Jane Clausen no estaba muy segura de poder asistir a la reunión del Fideicomiso de la Familia Clausen. Había tenido una noche difícil, con muchos dolores, y deseaba pasar el día descansando tranquilamente en casa.
Sólo la inquietante certeza de que se le acababa el tiempo le dio las fuerzas necesarias para levantarse a la hora de siempre, las siete de la mañana, ducharse, vestirse y tomar el desayuno liviano que Vera, la vieja ama de llaves, le había preparado.
Mientras tomaba café, cogió el New York Times, empezó a leer la primera página y volvió a dejarlo. Sencillamente no podía concentrarse en los acontecimientos que aparentemente atraían la atención del resto del mundo. Su mundo personal empezaba a estrecharse hasta casi desvanecerse, y lo sabía.
Recordó la tarde anterior. La desilusión porque Karen no se hubiera presentado en la consulta de la doctora Chandler era cada vez mayor. Se dio cuenta de que tenía muchas preguntas para hacer a esa mujer: «¿Cómo era ese hombre? ¿Tuvo usted sensación de peligro?».

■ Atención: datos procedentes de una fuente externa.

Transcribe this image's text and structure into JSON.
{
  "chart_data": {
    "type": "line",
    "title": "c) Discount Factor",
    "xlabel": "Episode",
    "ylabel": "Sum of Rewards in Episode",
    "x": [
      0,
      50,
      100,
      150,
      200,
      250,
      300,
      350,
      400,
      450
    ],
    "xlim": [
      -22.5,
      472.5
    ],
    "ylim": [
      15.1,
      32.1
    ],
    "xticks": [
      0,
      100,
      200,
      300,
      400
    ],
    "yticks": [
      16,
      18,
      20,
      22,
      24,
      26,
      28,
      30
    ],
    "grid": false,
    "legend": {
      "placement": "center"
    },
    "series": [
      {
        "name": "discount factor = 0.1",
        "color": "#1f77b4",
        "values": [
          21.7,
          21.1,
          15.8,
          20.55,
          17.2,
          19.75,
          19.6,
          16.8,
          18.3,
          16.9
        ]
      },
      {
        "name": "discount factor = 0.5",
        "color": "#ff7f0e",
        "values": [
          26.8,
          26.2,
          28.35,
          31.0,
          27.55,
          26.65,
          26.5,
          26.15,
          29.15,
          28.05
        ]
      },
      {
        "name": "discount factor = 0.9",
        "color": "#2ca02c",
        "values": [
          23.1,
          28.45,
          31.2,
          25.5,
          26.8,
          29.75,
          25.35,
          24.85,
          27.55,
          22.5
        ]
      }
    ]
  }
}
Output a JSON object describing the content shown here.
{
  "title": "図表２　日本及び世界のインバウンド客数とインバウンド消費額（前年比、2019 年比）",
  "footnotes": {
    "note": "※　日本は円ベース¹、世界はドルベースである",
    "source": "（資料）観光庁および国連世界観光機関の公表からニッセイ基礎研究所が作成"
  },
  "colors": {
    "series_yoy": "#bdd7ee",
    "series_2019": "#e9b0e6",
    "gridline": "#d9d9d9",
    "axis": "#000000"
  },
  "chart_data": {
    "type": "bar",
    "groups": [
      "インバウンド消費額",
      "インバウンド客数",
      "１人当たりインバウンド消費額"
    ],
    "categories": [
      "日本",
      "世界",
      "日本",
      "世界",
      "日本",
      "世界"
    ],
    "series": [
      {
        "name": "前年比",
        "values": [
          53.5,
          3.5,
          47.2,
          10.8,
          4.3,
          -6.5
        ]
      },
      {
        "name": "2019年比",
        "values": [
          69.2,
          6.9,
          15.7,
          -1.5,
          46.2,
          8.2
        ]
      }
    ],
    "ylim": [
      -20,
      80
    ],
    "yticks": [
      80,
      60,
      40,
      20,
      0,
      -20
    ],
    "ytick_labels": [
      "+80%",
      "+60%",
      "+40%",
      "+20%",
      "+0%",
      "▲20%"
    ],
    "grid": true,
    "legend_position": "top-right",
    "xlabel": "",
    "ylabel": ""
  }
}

La idea se le había ocurrido en medio de la noche. Regina era una persona muy intuitiva. Evidentemente, si había conocido a un hombre que le gustaba lo suficiente como para cambiar el itinerario, debió de parecerle intachable.

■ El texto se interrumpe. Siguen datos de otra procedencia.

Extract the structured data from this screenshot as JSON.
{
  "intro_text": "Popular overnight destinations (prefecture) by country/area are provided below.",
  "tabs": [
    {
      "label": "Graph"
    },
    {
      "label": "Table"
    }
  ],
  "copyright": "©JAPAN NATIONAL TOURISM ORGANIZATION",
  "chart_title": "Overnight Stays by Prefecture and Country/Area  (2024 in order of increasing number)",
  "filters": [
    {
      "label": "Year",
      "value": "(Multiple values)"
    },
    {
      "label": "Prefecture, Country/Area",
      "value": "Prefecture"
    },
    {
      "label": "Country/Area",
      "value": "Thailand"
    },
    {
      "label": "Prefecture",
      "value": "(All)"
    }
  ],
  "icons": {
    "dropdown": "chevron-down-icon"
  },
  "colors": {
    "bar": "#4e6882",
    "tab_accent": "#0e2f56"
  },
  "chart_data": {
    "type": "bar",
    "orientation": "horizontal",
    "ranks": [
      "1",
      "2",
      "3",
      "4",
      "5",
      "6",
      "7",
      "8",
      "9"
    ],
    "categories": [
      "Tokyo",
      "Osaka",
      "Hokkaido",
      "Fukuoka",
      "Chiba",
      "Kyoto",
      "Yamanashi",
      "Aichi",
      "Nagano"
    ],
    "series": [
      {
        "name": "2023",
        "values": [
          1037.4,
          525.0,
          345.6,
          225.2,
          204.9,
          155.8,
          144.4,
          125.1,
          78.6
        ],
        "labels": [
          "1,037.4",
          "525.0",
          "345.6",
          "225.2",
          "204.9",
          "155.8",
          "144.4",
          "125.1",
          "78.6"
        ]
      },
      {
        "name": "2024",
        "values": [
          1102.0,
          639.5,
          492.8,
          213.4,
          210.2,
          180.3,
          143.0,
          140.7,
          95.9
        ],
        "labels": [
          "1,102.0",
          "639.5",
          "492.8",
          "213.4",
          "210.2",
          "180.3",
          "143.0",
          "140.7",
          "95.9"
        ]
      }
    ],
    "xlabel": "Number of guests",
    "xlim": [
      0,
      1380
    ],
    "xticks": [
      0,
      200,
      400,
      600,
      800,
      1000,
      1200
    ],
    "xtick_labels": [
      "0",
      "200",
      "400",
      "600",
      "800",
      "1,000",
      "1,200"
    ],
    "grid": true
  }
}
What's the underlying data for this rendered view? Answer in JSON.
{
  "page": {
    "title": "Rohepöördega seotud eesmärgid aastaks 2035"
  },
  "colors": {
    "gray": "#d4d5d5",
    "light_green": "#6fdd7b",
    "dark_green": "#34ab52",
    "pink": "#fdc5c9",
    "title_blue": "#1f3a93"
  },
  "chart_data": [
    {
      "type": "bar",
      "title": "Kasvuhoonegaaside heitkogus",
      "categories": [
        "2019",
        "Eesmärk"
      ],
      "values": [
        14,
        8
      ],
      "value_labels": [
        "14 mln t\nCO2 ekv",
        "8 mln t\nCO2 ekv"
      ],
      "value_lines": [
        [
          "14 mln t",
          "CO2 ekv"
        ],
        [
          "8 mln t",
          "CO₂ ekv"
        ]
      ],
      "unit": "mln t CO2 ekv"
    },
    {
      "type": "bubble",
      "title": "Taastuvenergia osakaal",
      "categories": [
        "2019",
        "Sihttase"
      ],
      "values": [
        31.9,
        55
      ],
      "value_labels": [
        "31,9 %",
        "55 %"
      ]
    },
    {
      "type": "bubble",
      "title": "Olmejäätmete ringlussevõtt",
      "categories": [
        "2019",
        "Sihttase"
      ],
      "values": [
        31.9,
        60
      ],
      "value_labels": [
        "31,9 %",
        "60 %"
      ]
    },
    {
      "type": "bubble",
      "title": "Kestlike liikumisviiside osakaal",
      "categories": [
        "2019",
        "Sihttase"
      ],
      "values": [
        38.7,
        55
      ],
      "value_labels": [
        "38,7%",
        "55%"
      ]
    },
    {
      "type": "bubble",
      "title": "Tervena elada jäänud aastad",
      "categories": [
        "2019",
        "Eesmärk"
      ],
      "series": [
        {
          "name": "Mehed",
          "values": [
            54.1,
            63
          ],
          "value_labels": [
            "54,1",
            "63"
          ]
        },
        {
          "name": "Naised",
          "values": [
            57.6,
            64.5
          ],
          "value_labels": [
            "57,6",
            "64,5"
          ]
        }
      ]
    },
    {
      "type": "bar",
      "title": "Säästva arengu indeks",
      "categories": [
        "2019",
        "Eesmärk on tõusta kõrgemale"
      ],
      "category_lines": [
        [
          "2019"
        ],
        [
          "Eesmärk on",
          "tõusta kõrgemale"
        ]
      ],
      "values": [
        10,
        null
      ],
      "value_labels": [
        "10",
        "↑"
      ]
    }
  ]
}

Intachable. Y ahora esa palabra empezaba a fastidiarla porque le provocaba dudas sobre Douglas.
Douglas Layton, miembro de una familia ilustre, llevaba un apellido que garantizaba su origen. Le había hablado con cariño de sus primos de Filadelfia, hijos de contemporáneos de ella ya fallecidos.
Jane Clausen conocía a esos Layton de Filadelfia desde que eran jóvenes. Aunque con el paso de los años había perdido el contacto, los recordaba muy bien. Pero Doug había confundido varias veces sus nombres al mencionarlos. La señora Clausen se preguntaba hasta qué punto tenía una relación cercana con ellos.

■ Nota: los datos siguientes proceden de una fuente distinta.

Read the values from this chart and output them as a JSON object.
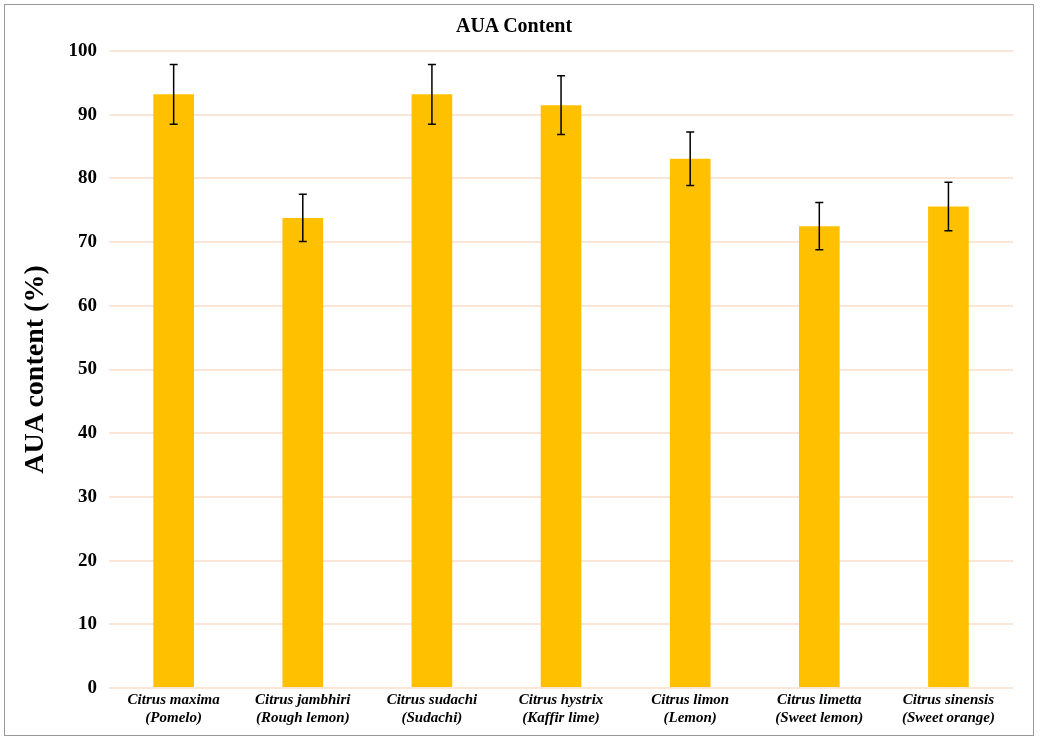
{
  "chart_data": {
    "type": "bar",
    "title": "AUA Content",
    "ylabel": "AUA content (%)",
    "categories": [
      "Citrus maxima\n(Pomelo)",
      "Citrus jambhiri\n(Rough lemon)",
      "Citrus sudachi\n(Sudachi)",
      "Citrus hystrix\n(Kaffir lime)",
      "Citrus limon\n(Lemon)",
      "Citrus limetta\n(Sweet lemon)",
      "Citrus sinensis\n(Sweet orange)"
    ],
    "values": [
      93.2,
      73.8,
      93.2,
      91.5,
      83.1,
      72.5,
      75.6
    ],
    "errors": [
      4.7,
      3.7,
      4.7,
      4.6,
      4.2,
      3.7,
      3.8
    ],
    "color": "#ffc000",
    "ylim": [
      0,
      100
    ],
    "yticks": [
      0,
      10,
      20,
      30,
      40,
      50,
      60,
      70,
      80,
      90,
      100
    ],
    "grid": "y",
    "legend": false
  }
}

Los antecedentes académicos de Doug eran excelentes. No había dudas de que era muy inteligente. Hubert March, que estaba preparándolo para que fuera su sucesor, lo había propuesto para la junta directiva de la fundación.
¿Qué me preocupa?, se preguntó Jane Clausen mientras aceptaba el café que le ofrecía Vera.
Decidió que era lo sucedido el día anterior, el hecho de que Douglas Layton tuviera un compromiso que le impidiera quedarse con ella en la consulta de la doctora Chandler.
Anoche, cuando llamó, le hice saber que estaba disgustada, pensó Jane Clausen, que se daba cuenta de que el episodio aún no había concluido. Pensó en lo que había debajo de la superficie. Douglas Layton era conciente de que tenía mucho que perder si se marchaba de la consulta de la doctora con una excusa falsa.
Y era evidente que era falsa. Jane Clausen estaba segura de que la supuesta cita era una excusa. Pero ¿por qué?
En la reunión de la junta directiva de esa mañana se decidirían un número importante de subvenciones y era muy difícil aceptar las sugerencias de alguien de quien se empezaba a dudar, pensó. Si Regina estuviera aquí, lo discutiríamos. «Nosotras somos la prueba de que dos cabezas es mejor que una, ¿no te parece, madre? —solía decir—. Las dos formamos un buen equipo para resolver problemas».
Susan Chandler. Jane pensó en lo bien que le había caído la joven psicóloga. Es inteligente y bondadosa, se dijo mientras recordaba la expresión compasiva de sus ojos. Se dio cuenta de lo desilusionada y dolorida que estaba ayer. Tomarme un té con ella fue un alivio. Nunca he tenido mucha necesidad de ir corriendo a un terapeuta, pero ella se comportó enseguida como una amiga.
Se puso de pie. Era hora de asistir a la reunión. Quería tener tiempo para estudiar todas las solicitudes de subvenciones. Decidió que esa tarde llamaría a la doctora Chandler y le pediría una cita.
Sé que Regina habría estado de acuerdo, pensó mientras sonreía.